A QUICK-thinking porter at a Hampshire hospital used CPR to save his colleague’s life.

John Bauldry was just about to start a shift moving patients and vital equipment around the Royal Hampshire County Hospital (RHCH) in Winchester when, without any warning, he suffered a cardiac arrest in the staff room.

On seeing his friend collapsed on the floor, Daniel Spacagna, from Eastleigh, immediately took control of the situation, instructing another of his colleagues to put in an emergency call before tending to John.

Daniel said: “When I put my ear to his face, I could tell he had stopped breathing.

“I realised he must have had a cardiac arrest and started performing CPR. The adrenaline just kicked in. John is a friend as well as a colleague and I was determined to keep going because I didn’t want it ending the other way. I just did what I needed to do and the doctors said I had kept up a good rhythm.”

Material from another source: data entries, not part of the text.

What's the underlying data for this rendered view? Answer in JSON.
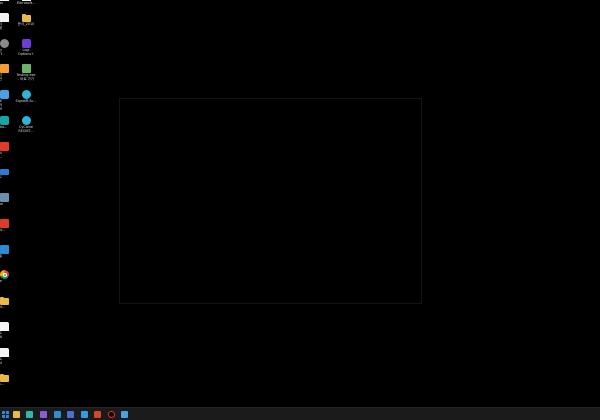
{
  "desktop": {
    "icons_col0": [
      {
        "label": "ndows",
        "icon": "document-icon"
      },
      {
        "label": "의 식제",
        "icon": "document-icon"
      },
      {
        "label": "itify\n.3.771",
        "icon": "gear-icon"
      },
      {
        "label": "실 자전",
        "icon": "app-orange-icon"
      },
      {
        "label": "로 토어\n2019",
        "icon": "shield-icon"
      },
      {
        "label": "Creatio...",
        "icon": "app-teal-icon"
      },
      {
        "label": "00 8...",
        "icon": "pdf-icon"
      },
      {
        "label": "PC",
        "icon": "monitor-icon"
      },
      {
        "label": "ell.exe",
        "icon": "exe-icon"
      },
      {
        "label": "Credit...",
        "icon": "pdf-icon"
      },
      {
        "label": "로필",
        "icon": "app-blue-icon"
      },
      {
        "label": "rome",
        "icon": "chrome-icon"
      },
      {
        "label": "Credit...",
        "icon": "folder-icon"
      },
      {
        "label": "핵스트\n25.56",
        "icon": "document-icon"
      },
      {
        "label": "핵스트\n45.64",
        "icon": "document-icon"
      },
      {
        "label": "ptTes...",
        "icon": "folder-icon"
      }
    ],
    "icons_col1": [
      {
        "label": "Microsoft...",
        "icon": "document-icon"
      },
      {
        "label": "문서_2010",
        "icon": "folder-icon"
      },
      {
        "label": "Logi\nOptions+",
        "icon": "app-purple-icon"
      },
      {
        "label": "Testing.exe\n- 바로 가기",
        "icon": "app-green-icon"
      },
      {
        "label": "SignalR.Sc...",
        "icon": "app-cyan-icon"
      },
      {
        "label": "CyClone\nREGIST...",
        "icon": "app-cyan-icon"
      }
    ]
  },
  "taskbar": {
    "icons": [
      {
        "name": "windows-start-icon",
        "color": "#2b8ae0"
      },
      {
        "name": "file-explorer-icon",
        "color": "#e9b949"
      },
      {
        "name": "edge-browser-icon",
        "color": "#2fb8a8"
      },
      {
        "name": "visual-studio-icon",
        "color": "#8a5cd6"
      },
      {
        "name": "visual-studio-code-icon",
        "color": "#2c8ed6"
      },
      {
        "name": "app-icon",
        "color": "#4a6fd6"
      },
      {
        "name": "photoshop-icon",
        "color": "#2aa0e8"
      },
      {
        "name": "powerpoint-icon",
        "color": "#d24726"
      },
      {
        "name": "record-icon",
        "color": "#e03030"
      },
      {
        "name": "app-window-icon",
        "color": "#4aa0e0"
      }
    ]
  }
}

Daniel’s initiative kept John alive during the time it took for the emergency medical team to arrive on the scene.

A defibrillator was used to restart John’s heart and he was treated in the emergency department and intensive care unit at the hospital before being transferred to the specialist coronary care unit at Basingstoke and North Hampshire Hospital, where a device was fitted to prevent the same thing happening again.

John, 60, spent eight days on the unit before being allowed to return to his home in Hamble and he returned to work at the end of September, just two months after his near-death experience.

He said: “If somebody saves your life, there’s no way you can ever say ‘thank you’ enough.

“I’m not one for sitting around so I could not wait to get back to work and it’s going really well.

“There is certainly a special bond between Daniel and me now.”

Daniel, 35, added: “When I think about what I was able to do for John, it really makes me proud. We come to work to make a difference and care for patients and I really did make a difference that day.

“I’ve done quite a few first aid courses, but fortunately I’d been on one through work about four weeks before the incident, so it was really fresh in my mind.

“It just shows how important doing first aid courses can be. You never know when you are going to need to use the skills.”